Like the Flint Journal, employees can subscribe for half price and the manager reminded his employees that there was no such thing as a free paper.
It did remind me of the Oakland Press newsroom (which, like the Journal, let us take as many free papers as we needed) back in the 1980s. As a convenience to reporters and to keep the newsroom a little neater, the first run papers were dropped off in a newspaper box that had been rigged to stay open.
It looked like a regular street sale box, but all you had to do was pull on the door and it would open.
A new business reporter was hired in 1985 and in the middle morning, after deadline, the newsroom could be a pretty quiet place. Many of us were rapidly reading the pages of the first edition trying to catch any glaring errors that could be fixed on the fly for the later editions.
Others had escaped to begin working on stories for the next day, or perhaps just gone to pick up their dry cleaning or do their shopping, could have been just about anything that cleared out a newsroom.
So I was sitting at my desk, which was only a short distance from the paper box, when I was startled to hear two coins (I think the paper was 35 cents at the time, could have been 50 cents, I just don't remember) drop into the empty metal coin box on the paper machine.

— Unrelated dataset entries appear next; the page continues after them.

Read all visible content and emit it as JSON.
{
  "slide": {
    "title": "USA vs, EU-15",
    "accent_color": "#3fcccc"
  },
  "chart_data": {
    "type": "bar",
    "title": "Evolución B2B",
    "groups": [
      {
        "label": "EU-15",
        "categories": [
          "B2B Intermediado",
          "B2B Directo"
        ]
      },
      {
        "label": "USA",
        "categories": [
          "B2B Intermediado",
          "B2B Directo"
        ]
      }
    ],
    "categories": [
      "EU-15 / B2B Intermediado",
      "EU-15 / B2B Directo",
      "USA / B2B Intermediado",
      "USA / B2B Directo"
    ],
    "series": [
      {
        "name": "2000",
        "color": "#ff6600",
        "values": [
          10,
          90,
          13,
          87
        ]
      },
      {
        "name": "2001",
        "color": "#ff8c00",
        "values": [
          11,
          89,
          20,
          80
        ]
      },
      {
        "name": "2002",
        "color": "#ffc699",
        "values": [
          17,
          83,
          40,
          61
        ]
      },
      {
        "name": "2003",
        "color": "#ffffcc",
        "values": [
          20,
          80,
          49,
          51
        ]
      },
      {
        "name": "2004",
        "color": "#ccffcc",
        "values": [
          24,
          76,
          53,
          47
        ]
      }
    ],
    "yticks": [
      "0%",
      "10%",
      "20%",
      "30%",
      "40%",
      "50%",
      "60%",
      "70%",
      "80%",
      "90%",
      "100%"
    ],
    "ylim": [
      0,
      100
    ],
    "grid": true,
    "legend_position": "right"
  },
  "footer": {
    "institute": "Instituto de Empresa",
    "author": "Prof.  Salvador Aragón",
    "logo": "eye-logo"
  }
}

I looked up to see the new business reporter pulling open the door and taking out a paper.
With a twinge of a sarcastic tone, I said the the new reporter: "Unless you really screw up, they don't make you pay for those."
Maybe you had to be there.
7 comments:
I remember hearing about Roger going around the building and brow beating anyone that wasn't subscribed to the paper. He was right... If you all would have have subscribed back then we would still be a seven day paper.
GRIN
I WAS there. A classic moment right up there with the 1986 earthquake and God only knows what else I've forgotten as part of my brain's defense mechanism.
Hey, Bob, good to see you on here. It always surprises me who is lurking around the blog.
My e-mail is below, let me know what you are up to. I think I remember the name of the business reporter, but am not 100 percent sure. He was a tall, lanky guy, but for the life of me I can't remember his name.
The earthquake is another great memory, that I had forgotten about until you mentioned it.
It was a nice day and I was in Holly on an assignment when it happened.
what about all that end up in the trash at the ened of the day ? that's just ridiculous. PENNY WISE AND DOLLAR FOOLISH !!
I've never understood why newspapers don't require employees to pay for a half-price subscription. First of all, it could mean an immediate jump in subscriptions by at least half of the building's workforce.
The way I look at it, my neighbors know I work for the local newspaper.
If they don't see the paper on my front porch every morning, I think it says to them that if the guy who works at the paper doesn't care enough to subscribe to his own product, why should I?
Plus, you got to have a sense of loyalty to the product you're putting out. So you pony up $7.50 a month for a half-priced subscription. That $7.50 goes a long way to maintaining a solid subscriber base to charge advertisers that pay your salary. And what else can you buy for $7.50? Two glasses of beer at the Blackstone?
Not subscribing to your own newspaper is tantamount to driving a Toyota while working at a GM dealership, in my book.
But there are people who work (or formerly worked) in newsrooms who feel entitled to a free newspaper every day. As if it's some kind of fringe benefit.
My question is: What about the weekends when you're not working?
Do you wait until Monday to read Saturday's news?
When I worked in Jackson, I served on a circulation committee to combat the falling number of subscribers. One of our recommendations to the publisher was to require all employees to subscribe. We figured it could boost circulation by 80-100 papers per day.
I left the paper in March 2008 -- six months after none of the committee's recommendations (including selling newspaper subscriptions a la carte for people who wanted just the Thursday and Sunday papers) had been implemented.
You make a good point, Chad, but a circulation growth strategy that relies on getting employees to pony up for a subscription is kind of like buying up all of your kid's Girl Scout cookies so she doesn't have to do the hard thing ... actually sell them. Newspapers historically have done a pretty bad job of selling themselves and giving away content for free and now, unfortunately, people don't think they need them.